To avoid paying its debt, Chevron has launched lawsuit after lawsuit after anyone attempting to help the 30,000 people from indigenous and farming communities who first launched the class-action lawsuit in 1994. This list has included lawyers, a litigation funding company and now even the state of Ecuador – all of whom the oil giant contends acted in a corrupt way to obtain the favourable judgement.
But the corporation’s refusal to pay — “until hell freezes over,” as one of Chevron’s lawyer’s notoriously quipped – is backfiring, and all it’s achieved is the unity of leaders from various backgrounds and from all over the continent.
Speakers at the event included Ecuadorian Ambassador to the United States Efrain Baús, the Ecuadorian member of parliament, Ximena Peña, and Indigenous representatives from throughout the continent.
Dr. Rigoberta Menchú, a world-renowned Guatemalan Mayan activist, captivated the audience with a fiery speech. After warmly welcoming all the indigenous and other ethnic brothers and sisters, she went on to denounce the mining industry’s destructive nature and invited everyone to help protect Mother Earth from it.
“Our Mother Earth is untouchable, and any offence against her is an offence against our own lives,” she said in Spanish to the massive though peaceful crowd. “We are witnesses of the indiscriminate destruction of the Ecuadorian Amazon jungle. Through many decades, Chevron contaminated the land, the rivers, the plants, and has taken many lives. That is why today is a judgement of the People against Chevron!”
Menchú is a world renowned winner of the Nobel Peace Prize, which she received in 1992 for her constant efforts to promote indigenous rights in her country of Guatemala. She’s also a main figure in indigenous politics there, and even ran for president of the country in 2007 and 2011.
Kanensaraken (Loran) Thompson, Mohawk Bear clan from Akwesasne, also gave a powerful speech which touched the sea of demonstrators at their very cores as they erupted in applause.

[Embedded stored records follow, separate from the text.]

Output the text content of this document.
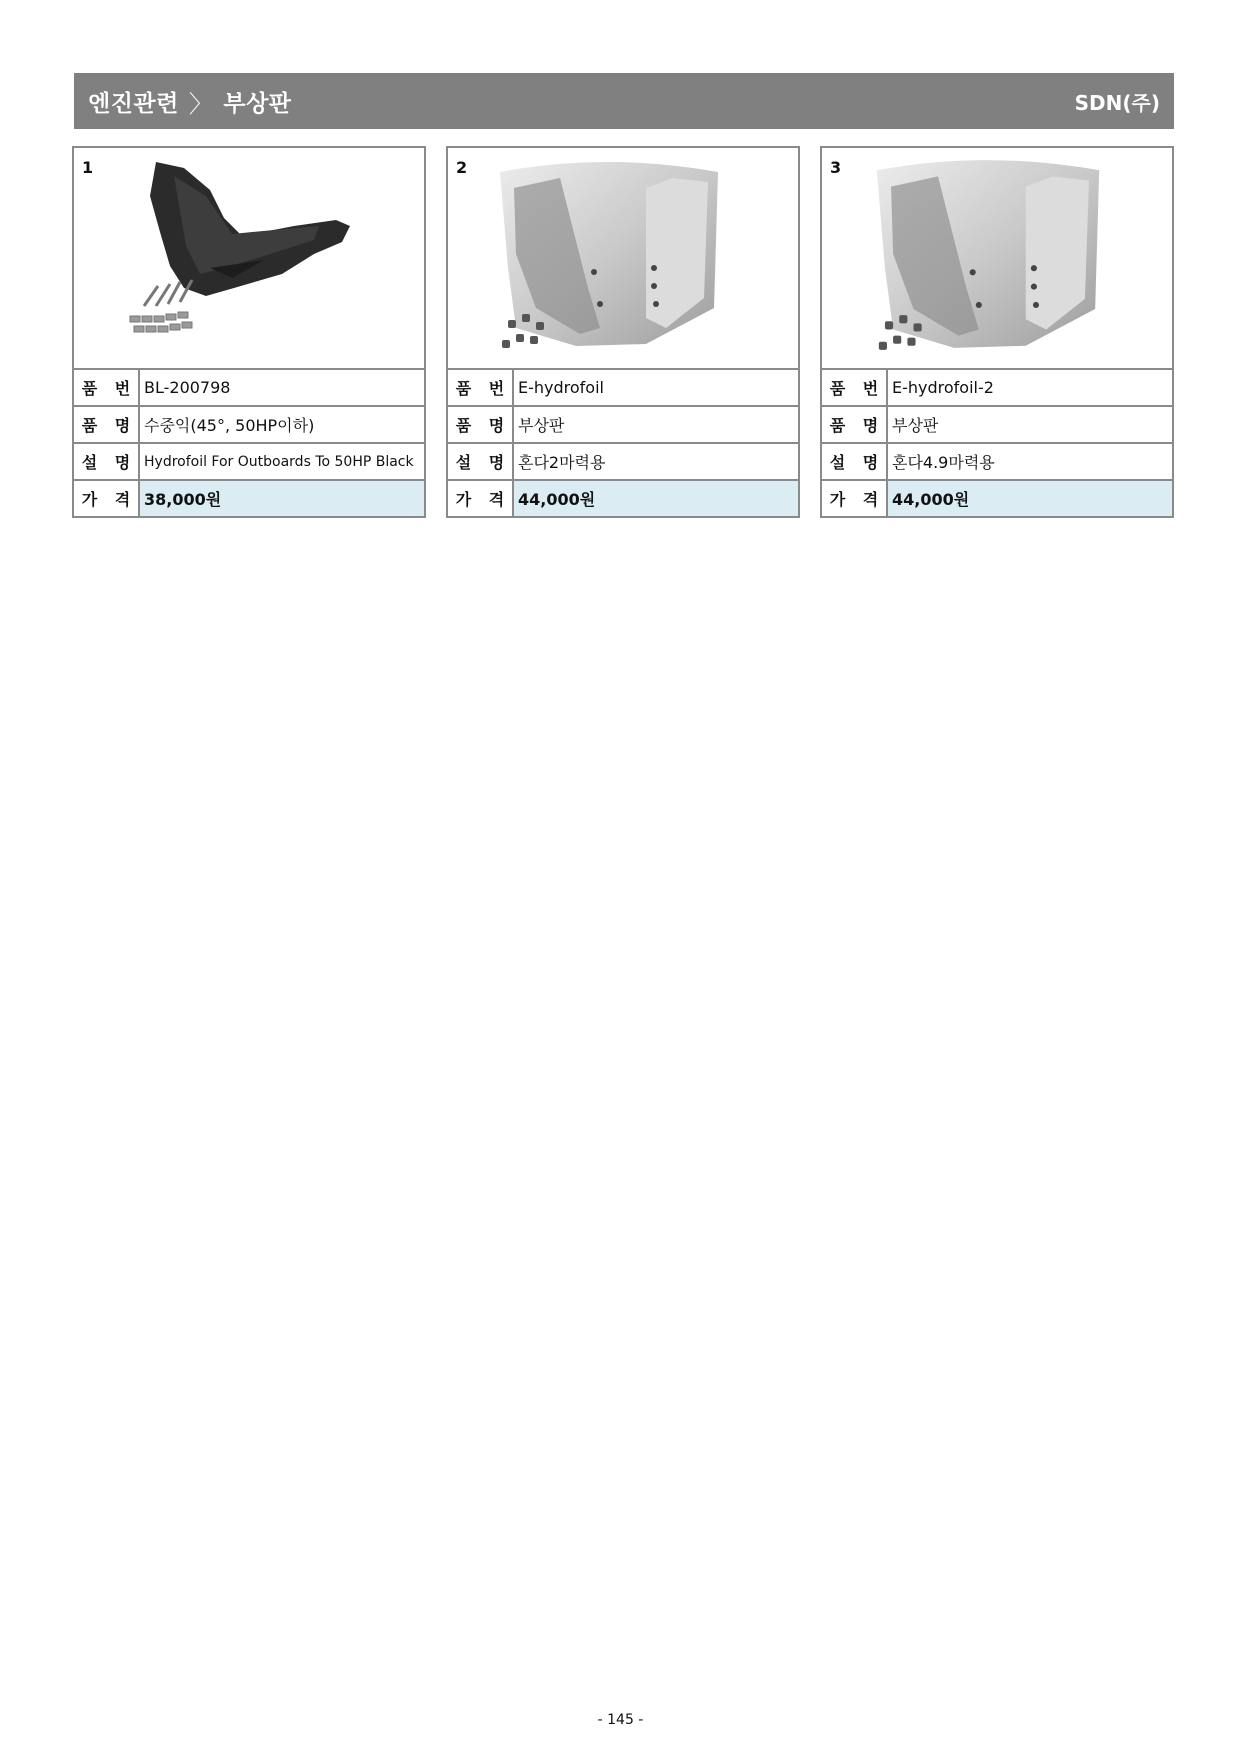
엔진관련 〉 부상판	SDN(주)
1
품 번 BL-200798
품 명 수중익(45°, 50HP이하)
설 명 Hydrofoil For Outboards To 50HP Black
가 격 38,000원
2
품 번 E-hydrofoil
품 명 부상판
설 명 혼다2마력용
가 격 44,000원
3
품 번 E-hydrofoil-2
품 명 부상판
설 명 혼다4.9마력용
가 격 44,000원
- 145 -
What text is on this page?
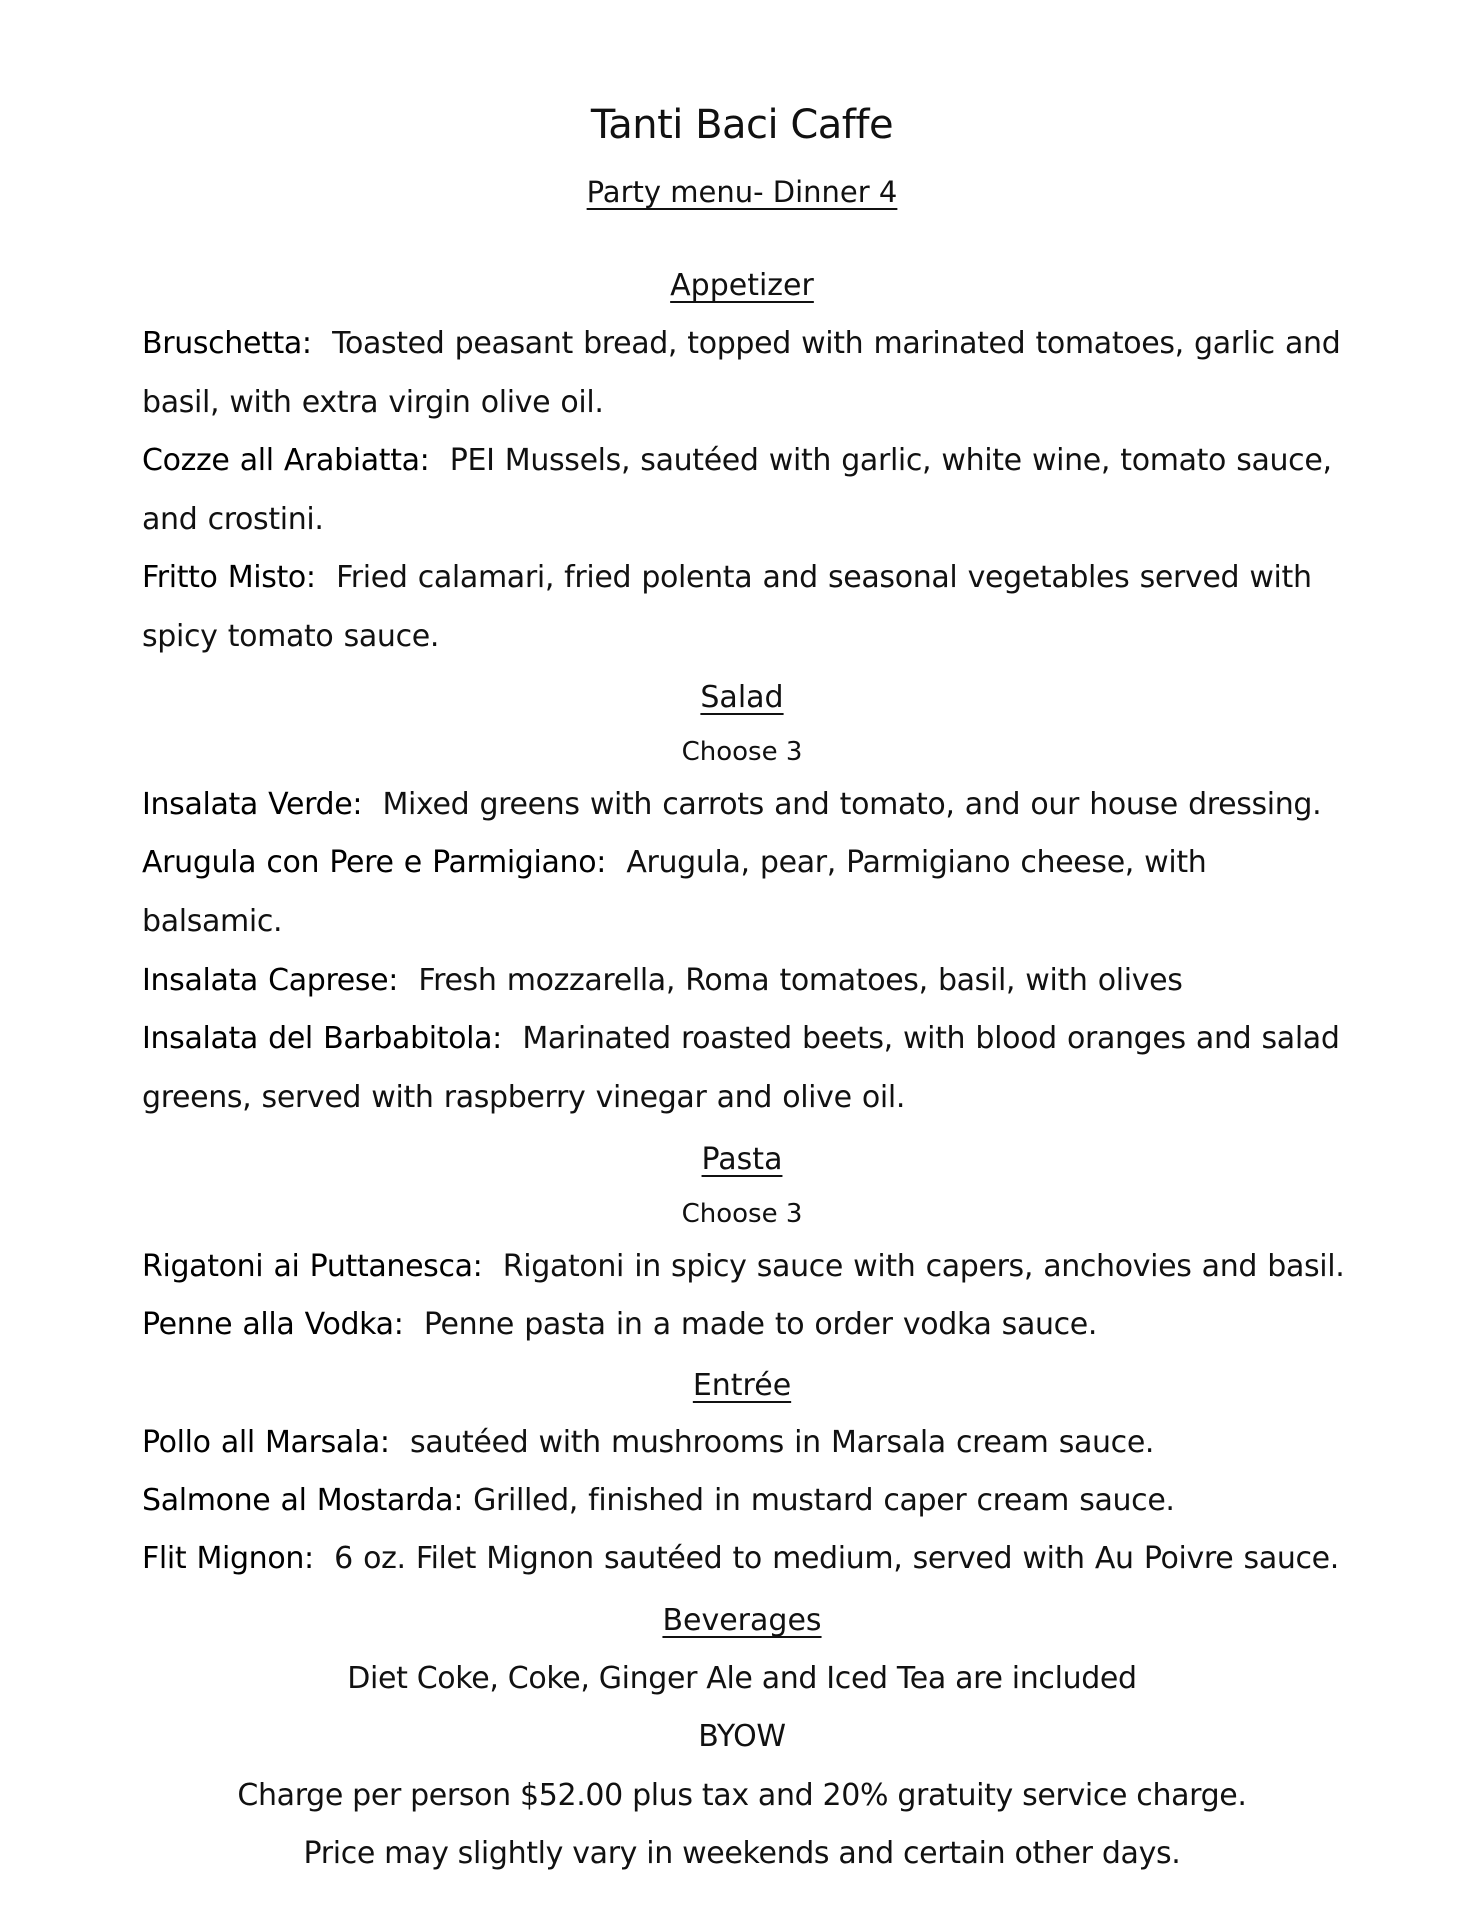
Tanti Baci Caffe
Party menu- Dinner 4
Appetizer
Bruschetta: Toasted peasant bread, topped with marinated tomatoes, garlic and basil, with extra virgin olive oil.
Cozze all Arabiatta: PEI Mussels, sautéed with garlic, white wine, tomato sauce, and crostini.
Fritto Misto: Fried calamari, fried polenta and seasonal vegetables served with spicy tomato sauce.
Salad
Choose 3
Insalata Verde: Mixed greens with carrots and tomato, and our house dressing.
Arugula con Pere e Parmigiano: Arugula, pear, Parmigiano cheese, with balsamic.
Insalata Caprese: Fresh mozzarella, Roma tomatoes, basil, with olives
Insalata del Barbabitola: Marinated roasted beets, with blood oranges and salad greens, served with raspberry vinegar and olive oil.
Pasta
Choose 3
Rigatoni ai Puttanesca: Rigatoni in spicy sauce with capers, anchovies and basil.
Penne alla Vodka: Penne pasta in a made to order vodka sauce.
Entrée
Pollo all Marsala: sautéed with mushrooms in Marsala cream sauce.
Salmone al Mostarda: Grilled, finished in mustard caper cream sauce.
Flit Mignon: 6 oz. Filet Mignon sautéed to medium, served with Au Poivre sauce.
Beverages
Diet Coke, Coke, Ginger Ale and Iced Tea are included
BYOW
Charge per person $52.00 plus tax and 20% gratuity service charge.
Price may slightly vary in weekends and certain other days.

“The land you come from is now the garden of Eden. It is feeding you, and right now you are still free. In this country the people have to depend on corporations to feed them for the almighty dollar. So you hang on to your freedom, from the land you come from,” said the towering indigenous man. “We are one mind. We are one people. The Original People of our Lands! We have been split on years before. We have been convinced that we are different all over the different lands in this world. But we are all the natural peoples of this land, and we have to support our Mother Earth because she’s going to feed us, not the corporations.”